Gazetelere yansıyan haberler, hükümetin şimdi bundan da vazgeçtiğini gösteriyor.

AKP Grup Başkan Vekili “PKK’lıların molotof kokteylli saldırılarının neden olduğu ölümlerin yarattığı hassasiyetin” bu kararda rol oynadığını söylemiş.


Ayrıca yasa tasarısındaki bir hüküm, Abdullah Öcalan’ın yeniden yargılanmasının yolunu da açabilirmiş!

Yani “açılımın ilk adımı” diye bir yasa tasarısı hazırlıyorsunuz, ama bunun nelere yol açabileceği ancak şimdi aklınıza geliyor!

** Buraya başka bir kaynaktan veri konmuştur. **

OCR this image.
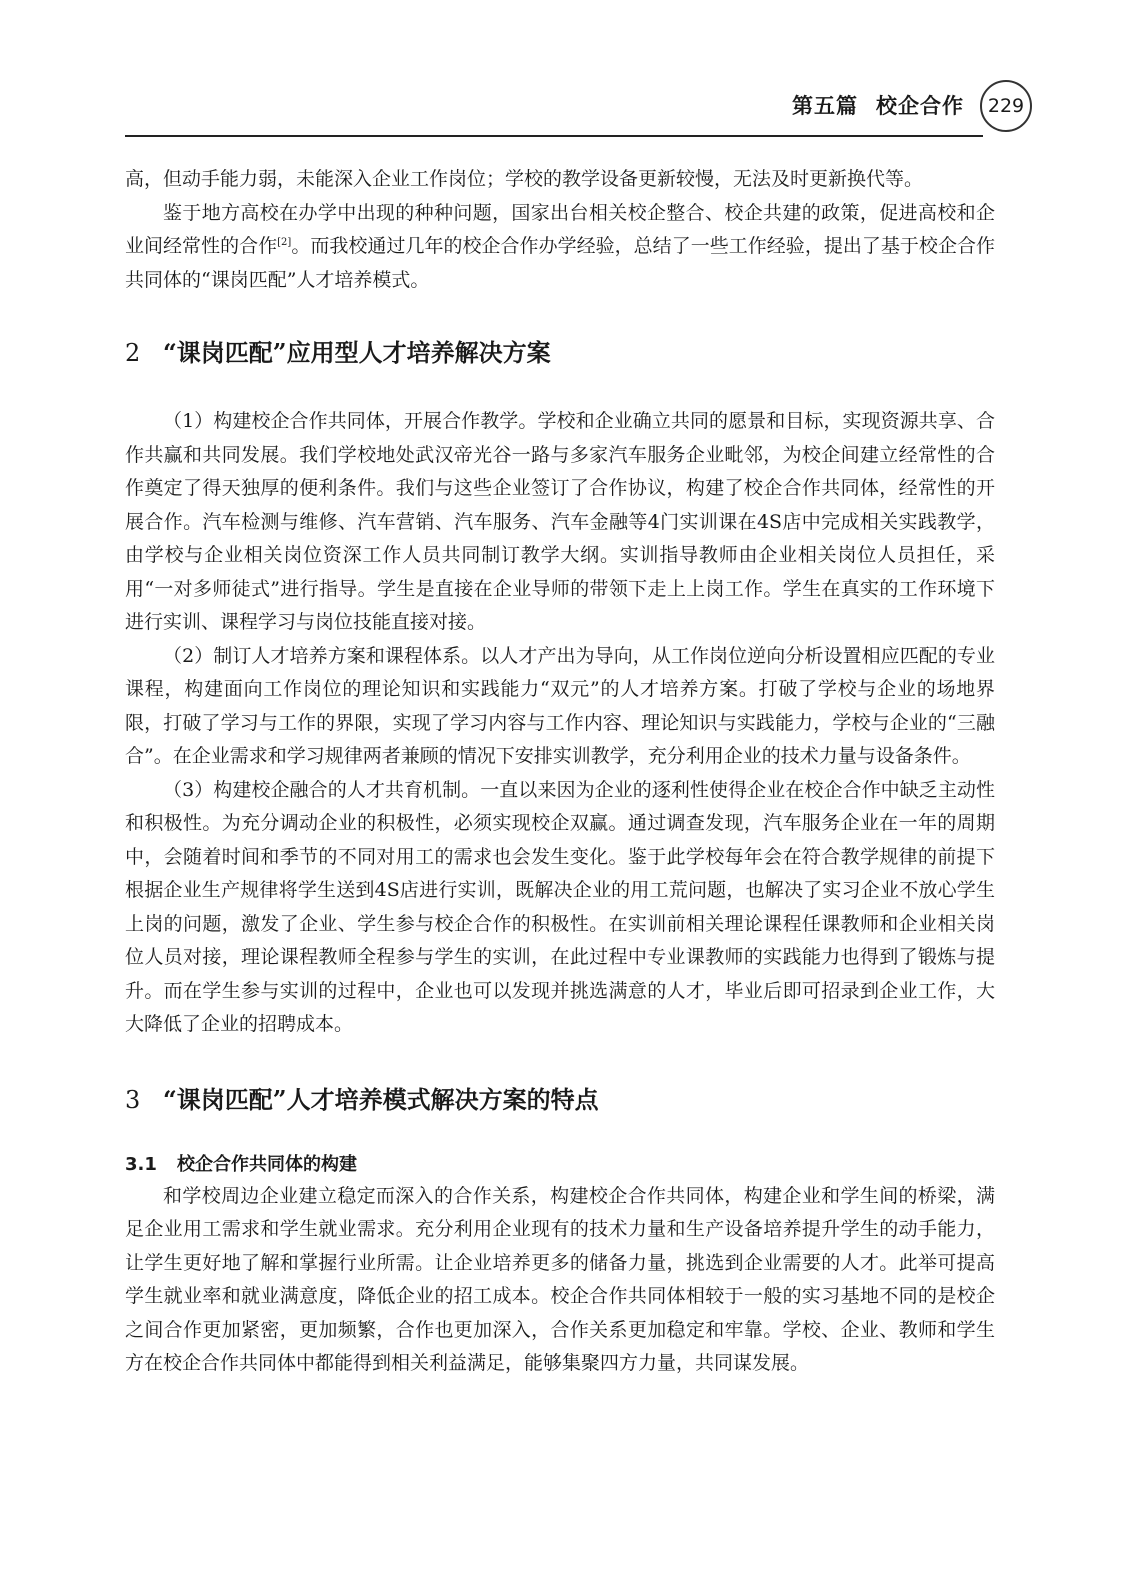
第五篇 校企合作	229

高，但动手能力弱，未能深入企业工作岗位；学校的教学设备更新较慢，无法及时更新换代等。

鉴于地方高校在办学中出现的种种问题，国家出台相关校企整合、校企共建的政策，促进高校和企业间经常性的合作[2]。而我校通过几年的校企合作办学经验，总结了一些工作经验，提出了基于校企合作共同体的“课岗匹配”人才培养模式。

2 “课岗匹配”应用型人才培养解决方案

（1）构建校企合作共同体，开展合作教学。学校和企业确立共同的愿景和目标，实现资源共享、合作共赢和共同发展。我们学校地处武汉帝光谷一路与多家汽车服务企业毗邻，为校企间建立经常性的合作奠定了得天独厚的便利条件。我们与这些企业签订了合作协议，构建了校企合作共同体，经常性的开展合作。汽车检测与维修、汽车营销、汽车服务、汽车金融等4门实训课在4S店中完成相关实践教学，由学校与企业相关岗位资深工作人员共同制订教学大纲。实训指导教师由企业相关岗位人员担任，采用“一对多师徒式”进行指导。学生是直接在企业导师的带领下走上上岗工作。学生在真实的工作环境下进行实训、课程学习与岗位技能直接对接。

（2）制订人才培养方案和课程体系。以人才产出为导向，从工作岗位逆向分析设置相应匹配的专业课程，构建面向工作岗位的理论知识和实践能力“双元”的人才培养方案。打破了学校与企业的场地界限，打破了学习与工作的界限，实现了学习内容与工作内容、理论知识与实践能力，学校与企业的“三融合”。在企业需求和学习规律两者兼顾的情况下安排实训教学，充分利用企业的技术力量与设备条件。

（3）构建校企融合的人才共育机制。一直以来因为企业的逐利性使得企业在校企合作中缺乏主动性和积极性。为充分调动企业的积极性，必须实现校企双赢。通过调查发现，汽车服务企业在一年的周期中，会随着时间和季节的不同对用工的需求也会发生变化。鉴于此学校每年会在符合教学规律的前提下根据企业生产规律将学生送到4S店进行实训，既解决企业的用工荒问题，也解决了实习企业不放心学生上岗的问题，激发了企业、学生参与校企合作的积极性。在实训前相关理论课程任课教师和企业相关岗位人员对接，理论课程教师全程参与学生的实训，在此过程中专业课教师的实践能力也得到了锻炼与提升。而在学生参与实训的过程中，企业也可以发现并挑选满意的人才，毕业后即可招录到企业工作，大大降低了企业的招聘成本。

3 “课岗匹配”人才培养模式解决方案的特点
3.1 校企合作共同体的构建

和学校周边企业建立稳定而深入的合作关系，构建校企合作共同体，构建企业和学生间的桥梁，满足企业用工需求和学生就业需求。充分利用企业现有的技术力量和生产设备培养提升学生的动手能力，让学生更好地了解和掌握行业所需。让企业培养更多的储备力量，挑选到企业需要的人才。此举可提高学生就业率和就业满意度，降低企业的招工成本。校企合作共同体相较于一般的实习基地不同的是校企之间合作更加紧密，更加频繁，合作也更加深入，合作关系更加稳定和牢靠。学校、企业、教师和学生方在校企合作共同体中都能得到相关利益满足，能够集聚四方力量，共同谋发展。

Ne demeli bilmiyorum. AKP’de ismi büyük bu kadar hukukçu var ama önemli bir tasarı bile alel usul hazırlanıyor. Akıllar başa sonradan geliyor!

“Acıları dindireceğim” diye yola çıkarken bunun iki kanun değiştirmekle bitmeyeceğini, toplumsal hassasiyetin ne boyutlara çıkabileceğini öngörememiş olmak ise ayrı bir mesele.


O günlerde “hükümetin bir planı yok, sadece rüzgârın önünde savruluyor” derken işte tam da bunu kastediyordum!


Hem silahlı, hem külahlı olmaz

KAPATILAN DTP’nin eski, yeni kurulan BDP’nin “yeni” milletvekili Emine Ayna, Akşam’a verdiği özel demeçte “PKK’yı yok sayarak çözüm olmaz.

Demokratik siyaset içinde yer almak istiyorum, barış istiyorum diyor. Buna niye karşı çıkayım? Söyledikleri reddedilecek talepler değil” diyor.

Sorunumuz da bu zaten:


PKK, “demokratik siyaset içinde yer almak” istiyor ama elde silah dağda bayırda gezmeye devam ediyor, şehirlerde molotof kokteylli, bombalı saldırılara devam ediyor.

Bu ikisinin bir arada olamayacağının belli ki Emine Ayna da farkında değil.


Dünyanın hiçbir yerinde bir yandan silahlı mücadeleyi sürdürüp, terör yaratarak diğer yandan “demokratik siyaset içinde yer alabilmek” mümkün olmadı
.

Emine Ayna, söylediği şeye kendisini inanıyorsa, PKK’nın sorunun demokratik çözümü için gönüllü olduğunu düşünüyorsa, önce İmralı’ya, sonra Kandil’e gidip bunu anlatmalı.


Hem “silahlı” hem “külahlı” olmak, bir demokraside mümkün değil, bunu öğretmeli!